The Mittelstand dominates the global market in an astonishing range of areas: printing presses (Koenig & Bauer), licence plates (Utsch), snuff (Pöschl), shaving brushes (Mühle), flycatchers (Aeroxon), industrial chains (RUD) and high-pressure cleaners (Kärcher). Kärcher’s dominance of the high-pressure market is so complete that in 2005 Nicolas Sarkozy caused a scandal, after a spate of riots, by calling for a crime-ridden banlieue to be cleaned out “au Kärcher”.
2008 presentation: How Germany's mid-size companies get ahead and stay ahead in the global economy [pdf]
Germany has a stronger economy than France but half the percentage of young adults with a college degree.
Grover J. "Russ" Whitheurst, a senior fellow at the Brookings Institution think-tank in Washington DC, commented last year that France had increased its percentage of young adults with college degrees by 13 percentage points in the previous ten years whereas Germany’s output of college graduates had hardly budged, yet the economic growth rate of Germany has exceeded that of France over this same period.
BusinessWeek magazine said in 2010 that Germany's apprentice system, which doesn't have an equivalent in the US, ensures that Mittelstand companies have a steady flow of qualified workers. They take on 83% of all apprentices in Germany, more than their share of total employment. The apprenticeship system has roots in the Middle Ages, when master craftsmen across Europe taught young men the skills of stonemasonry, carpentry, and roof-making.
The Washington Post reported in 2010 that some of Germany's most dramatic trade growth has been with the East European nations, like Poland, that opened themselves to market capitalism after the fall of the Berlin Wall -- a development that Germans were well positioned to exploit.
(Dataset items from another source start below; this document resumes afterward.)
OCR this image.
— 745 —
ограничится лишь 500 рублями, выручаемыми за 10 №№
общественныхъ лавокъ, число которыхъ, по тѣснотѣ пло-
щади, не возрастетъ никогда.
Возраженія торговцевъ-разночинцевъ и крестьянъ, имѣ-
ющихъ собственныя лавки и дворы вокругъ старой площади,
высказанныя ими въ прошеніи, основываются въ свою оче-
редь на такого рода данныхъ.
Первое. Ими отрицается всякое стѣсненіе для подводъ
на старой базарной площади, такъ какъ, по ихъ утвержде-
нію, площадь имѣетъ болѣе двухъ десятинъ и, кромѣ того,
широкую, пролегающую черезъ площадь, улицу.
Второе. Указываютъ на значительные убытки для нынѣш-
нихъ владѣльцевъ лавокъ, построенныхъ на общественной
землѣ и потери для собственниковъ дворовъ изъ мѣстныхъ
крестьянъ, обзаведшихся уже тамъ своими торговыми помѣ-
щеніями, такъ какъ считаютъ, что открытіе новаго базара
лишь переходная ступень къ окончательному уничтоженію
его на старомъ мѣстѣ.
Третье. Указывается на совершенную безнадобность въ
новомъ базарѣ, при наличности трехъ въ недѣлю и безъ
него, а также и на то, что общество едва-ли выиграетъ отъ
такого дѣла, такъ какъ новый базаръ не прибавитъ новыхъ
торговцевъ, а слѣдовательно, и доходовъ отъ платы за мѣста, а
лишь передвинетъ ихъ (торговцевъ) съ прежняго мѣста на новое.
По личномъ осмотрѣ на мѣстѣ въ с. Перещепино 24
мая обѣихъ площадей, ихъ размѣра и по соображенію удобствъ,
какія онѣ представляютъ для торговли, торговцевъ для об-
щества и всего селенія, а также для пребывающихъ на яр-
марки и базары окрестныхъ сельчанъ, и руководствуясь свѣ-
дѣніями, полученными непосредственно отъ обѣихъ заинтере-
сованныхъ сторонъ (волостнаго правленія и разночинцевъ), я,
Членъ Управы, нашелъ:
Trade between Germany and the former Czechoslovakia, for example, was a few billion dollars annually before the country was dissolved in 1992. Trade between Germany and the Czech Republic grew to more than $80bn in 2008. Trade with Slovakia, which recently adopted the euro, is around $20bn and last year provided Germany with a $1bn surplus. The Czech Republic and Slovakia both joined the European Union in 2004.
BusinessWeek had said the 33 Chilean miners trapped in a copper mine 2,300 feet below the earth's surface in 2010 were relying on a tiny German company more than 7,000 miles away to help get them out.
Micon, a family-owned firm with about 60 employees in the northern town of Nienhagen (population 6,300), designs and builds the precision tool that is aiding the rescue effort for the men, who became stuck after a cave-in.
The Washington Post said: "Buy a bottle of champagne and it puts money in the pocket of Schneider and Co., a family-owned manufacturer that from a remote perch in the German countryside has created a global monopoly on the wire cages that secure the corks on sparkling wine. Obscure in a country of marquee exporters such as Mercedes-Benz and Siemens, the company's international focus is common among small and often family-owned firms in Germany.
Schneider's highly automated plants (in Germany) and in Italy, Spain and Brazil churn out 2bn of the devices a year. Its dominant market share -- amassed over 30 years -- helps explain Germany's complex and controversial role in the European economy."
Struggling economies will have to find ways to improve their export portfolios. However, matching Germany's export powerhouse is a tall order.